Tabula Rasa – John Locke
John Locke was an English philosopher and physician who found an interest in the theoretical idea of how we become who we are. Locke originated the conflicted theory called Tabula Rasa. Tabula Rasa is often translated as clean slate which is appropriate to the theory. Tabula Rasa is the epistemological theory that individuals are born without built-in mental content such as knowledge, morals or original ideas and that therefore, all knowledge comes from influence, experimentation and experience without bias. We then gain our own understanding of things based off of what we have been exposed to, then, in turn, we can create our own morals, ideas and start to discover what humans are and how we have to be. Locke believes that there is no human nature and every individual person is the author of our own character.

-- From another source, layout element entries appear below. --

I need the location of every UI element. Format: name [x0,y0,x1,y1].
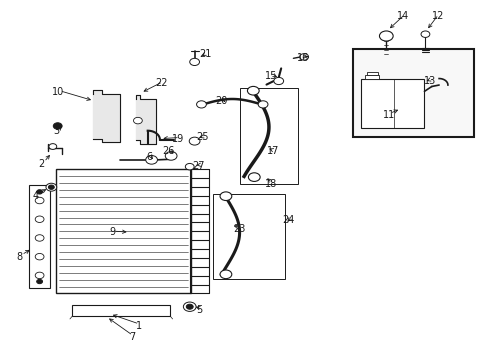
Text: 1: 1 [136,321,142,331]
Text: 20: 20 [214,96,227,106]
Text: 19: 19 [172,134,184,144]
Circle shape [273,77,283,85]
Circle shape [35,253,44,260]
Circle shape [258,101,267,108]
Text: 21: 21 [199,49,211,59]
Circle shape [220,192,231,201]
Circle shape [248,173,260,181]
Text: 17: 17 [266,146,279,156]
Polygon shape [93,90,120,142]
Bar [360,79,424,128]
Circle shape [53,123,62,129]
Circle shape [247,86,259,95]
Text: 23: 23 [233,224,245,234]
Circle shape [165,152,177,160]
Text: 18: 18 [264,179,277,189]
Circle shape [133,117,142,124]
Circle shape [37,190,42,194]
Text: 10: 10 [51,87,64,97]
Circle shape [35,197,44,204]
Bar [364,75,379,79]
Circle shape [220,270,231,279]
Text: 12: 12 [430,11,443,21]
Text: 15: 15 [264,71,277,81]
Text: 27: 27 [191,161,204,171]
Circle shape [185,163,194,170]
Text: 24: 24 [282,215,294,225]
Text: 26: 26 [162,146,175,156]
Text: 9: 9 [109,227,115,237]
Circle shape [299,54,308,60]
Circle shape [35,272,44,279]
Bar [212,194,285,279]
Bar [72,305,170,316]
Text: 3: 3 [53,126,59,136]
Circle shape [196,101,206,108]
Circle shape [379,31,392,41]
Text: 4: 4 [32,191,38,201]
Circle shape [35,235,44,241]
Bar [29,185,50,288]
Text: 2: 2 [39,159,44,169]
Text: 6: 6 [146,152,152,162]
Text: 8: 8 [17,252,22,262]
Bar [352,49,473,137]
Circle shape [48,185,54,189]
Circle shape [183,302,196,311]
Text: 5: 5 [196,305,202,315]
Circle shape [46,183,57,191]
Circle shape [49,144,57,149]
Text: 22: 22 [155,78,167,88]
Bar [56,169,190,293]
Text: 14: 14 [396,11,409,21]
Text: 11: 11 [382,110,394,120]
Text: 7: 7 [129,332,135,342]
Polygon shape [136,95,156,144]
Circle shape [186,304,193,309]
Text: 25: 25 [196,132,209,142]
Circle shape [189,137,200,145]
Circle shape [145,156,157,164]
Text: 16: 16 [296,53,309,63]
Bar [239,88,298,184]
Circle shape [35,216,44,222]
Circle shape [420,31,429,37]
Bar [366,72,377,75]
Text: 13: 13 [423,76,436,86]
Circle shape [37,279,42,284]
Circle shape [189,58,199,66]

This theory is contradictory to the pre-existing Cartesian philosophy, supported by Rene Descartes, which stated that we are born with innate ideas. This philosophical idea states that at the very least we are born with common knowledge and instinct and we simply can’t function as a human in society without basic rational understanding that gives us our human nature. John Locke argued against this saying everything that you know comes from experimentation, experience and observation.
This theory relates back to the question “who am I?” as we can never truly know how we know what we know. Obviously, we gain much of our knowledge off off experience, etc, but how does it make us who we are?

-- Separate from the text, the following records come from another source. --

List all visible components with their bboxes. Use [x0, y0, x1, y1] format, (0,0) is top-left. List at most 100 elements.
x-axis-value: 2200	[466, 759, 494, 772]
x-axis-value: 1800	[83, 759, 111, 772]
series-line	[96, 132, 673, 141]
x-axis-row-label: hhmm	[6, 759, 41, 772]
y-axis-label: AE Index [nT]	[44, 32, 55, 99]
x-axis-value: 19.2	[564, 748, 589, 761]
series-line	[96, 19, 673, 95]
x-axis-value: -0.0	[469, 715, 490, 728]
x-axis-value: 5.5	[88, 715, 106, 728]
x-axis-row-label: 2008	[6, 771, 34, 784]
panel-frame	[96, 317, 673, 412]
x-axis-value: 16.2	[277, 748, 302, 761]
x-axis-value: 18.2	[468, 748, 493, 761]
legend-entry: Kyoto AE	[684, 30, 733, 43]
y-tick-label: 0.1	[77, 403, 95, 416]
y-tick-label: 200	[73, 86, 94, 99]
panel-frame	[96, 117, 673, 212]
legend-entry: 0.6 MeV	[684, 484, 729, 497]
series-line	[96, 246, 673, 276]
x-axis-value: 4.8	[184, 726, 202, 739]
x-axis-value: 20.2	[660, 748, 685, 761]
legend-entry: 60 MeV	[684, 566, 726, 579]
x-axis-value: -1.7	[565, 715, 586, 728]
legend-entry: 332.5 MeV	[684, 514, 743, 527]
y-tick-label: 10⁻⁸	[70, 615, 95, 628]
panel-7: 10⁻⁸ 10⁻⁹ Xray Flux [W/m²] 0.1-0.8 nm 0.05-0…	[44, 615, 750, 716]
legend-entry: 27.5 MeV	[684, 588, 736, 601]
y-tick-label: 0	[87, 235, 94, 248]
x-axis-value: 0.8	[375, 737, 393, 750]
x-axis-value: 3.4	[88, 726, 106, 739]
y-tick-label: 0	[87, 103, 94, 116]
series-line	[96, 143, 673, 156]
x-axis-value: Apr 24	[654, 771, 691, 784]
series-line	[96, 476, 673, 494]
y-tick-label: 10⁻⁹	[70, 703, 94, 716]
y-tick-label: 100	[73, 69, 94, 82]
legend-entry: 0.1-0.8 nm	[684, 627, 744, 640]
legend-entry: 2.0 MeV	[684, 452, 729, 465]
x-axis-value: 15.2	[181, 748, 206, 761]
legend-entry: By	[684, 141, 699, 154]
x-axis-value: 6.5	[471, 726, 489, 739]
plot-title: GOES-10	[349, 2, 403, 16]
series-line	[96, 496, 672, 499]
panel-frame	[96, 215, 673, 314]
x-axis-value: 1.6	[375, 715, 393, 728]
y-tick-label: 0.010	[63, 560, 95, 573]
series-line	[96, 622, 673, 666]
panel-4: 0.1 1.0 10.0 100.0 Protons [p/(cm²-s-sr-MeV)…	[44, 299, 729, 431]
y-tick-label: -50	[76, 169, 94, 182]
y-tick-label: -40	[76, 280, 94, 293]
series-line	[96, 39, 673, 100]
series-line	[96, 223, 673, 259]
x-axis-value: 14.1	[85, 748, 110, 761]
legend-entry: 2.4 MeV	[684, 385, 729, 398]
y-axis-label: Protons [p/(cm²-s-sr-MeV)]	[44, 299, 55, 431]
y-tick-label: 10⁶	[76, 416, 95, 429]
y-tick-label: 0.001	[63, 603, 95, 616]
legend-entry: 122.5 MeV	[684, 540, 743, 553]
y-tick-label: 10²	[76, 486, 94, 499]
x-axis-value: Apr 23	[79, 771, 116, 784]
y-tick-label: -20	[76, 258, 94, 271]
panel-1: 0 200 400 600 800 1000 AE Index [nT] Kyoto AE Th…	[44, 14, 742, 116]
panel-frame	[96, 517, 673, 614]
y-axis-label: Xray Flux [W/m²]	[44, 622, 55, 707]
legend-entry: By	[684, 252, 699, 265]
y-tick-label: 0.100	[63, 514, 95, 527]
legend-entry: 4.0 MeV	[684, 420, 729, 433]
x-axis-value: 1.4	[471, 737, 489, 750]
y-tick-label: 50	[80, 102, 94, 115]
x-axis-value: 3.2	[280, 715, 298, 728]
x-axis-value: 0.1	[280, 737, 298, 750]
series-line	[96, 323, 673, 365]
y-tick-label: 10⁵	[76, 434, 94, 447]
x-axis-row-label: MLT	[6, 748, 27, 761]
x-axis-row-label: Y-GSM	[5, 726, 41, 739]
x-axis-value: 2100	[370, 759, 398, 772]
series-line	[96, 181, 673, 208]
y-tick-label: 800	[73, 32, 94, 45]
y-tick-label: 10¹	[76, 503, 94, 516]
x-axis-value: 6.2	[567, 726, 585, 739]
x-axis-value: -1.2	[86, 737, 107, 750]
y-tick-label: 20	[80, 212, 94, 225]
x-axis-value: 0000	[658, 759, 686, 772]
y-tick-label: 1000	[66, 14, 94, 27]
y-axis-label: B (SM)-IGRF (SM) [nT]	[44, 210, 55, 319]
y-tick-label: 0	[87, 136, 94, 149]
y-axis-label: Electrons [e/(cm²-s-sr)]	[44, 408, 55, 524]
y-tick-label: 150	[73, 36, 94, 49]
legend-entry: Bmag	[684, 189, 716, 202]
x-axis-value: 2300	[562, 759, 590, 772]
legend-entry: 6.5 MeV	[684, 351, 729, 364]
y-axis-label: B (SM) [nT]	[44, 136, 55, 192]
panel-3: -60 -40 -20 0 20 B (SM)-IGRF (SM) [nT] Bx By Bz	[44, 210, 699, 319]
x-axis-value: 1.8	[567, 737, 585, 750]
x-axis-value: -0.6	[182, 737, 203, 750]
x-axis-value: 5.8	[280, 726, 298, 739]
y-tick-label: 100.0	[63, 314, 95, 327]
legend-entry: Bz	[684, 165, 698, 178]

This theory can be interpreted in many ways but as I like to see it, I can see where both theories come from and the logic behind both. I agree with Locke’s theory saying that we gain character and knowledge from experience, influence and experimentation as that can determine how we interpret things without initial bias as you have nothing to base the bias off of. Although, I also agree with parts of the pre-existing Cartesian philosophy that we are born with instinct and common knowledge so that we can function in society. I also question much of the logic from both theories and how these ideas have come to be.
In conclusion, through Thomas Hobbes Ship of Theseus theory and John Locke’s Tabula Rasa (clean slate) philosophical ideas we are forced to question ourselves in saying “who am I?” We are forced to question our common knowledge on the mind, body and soul as both theories propose valuable logic. I believe we can never answer the question “who am I?” as it is proven to be too controversial and there is no real scientific or philosophical answer to the question.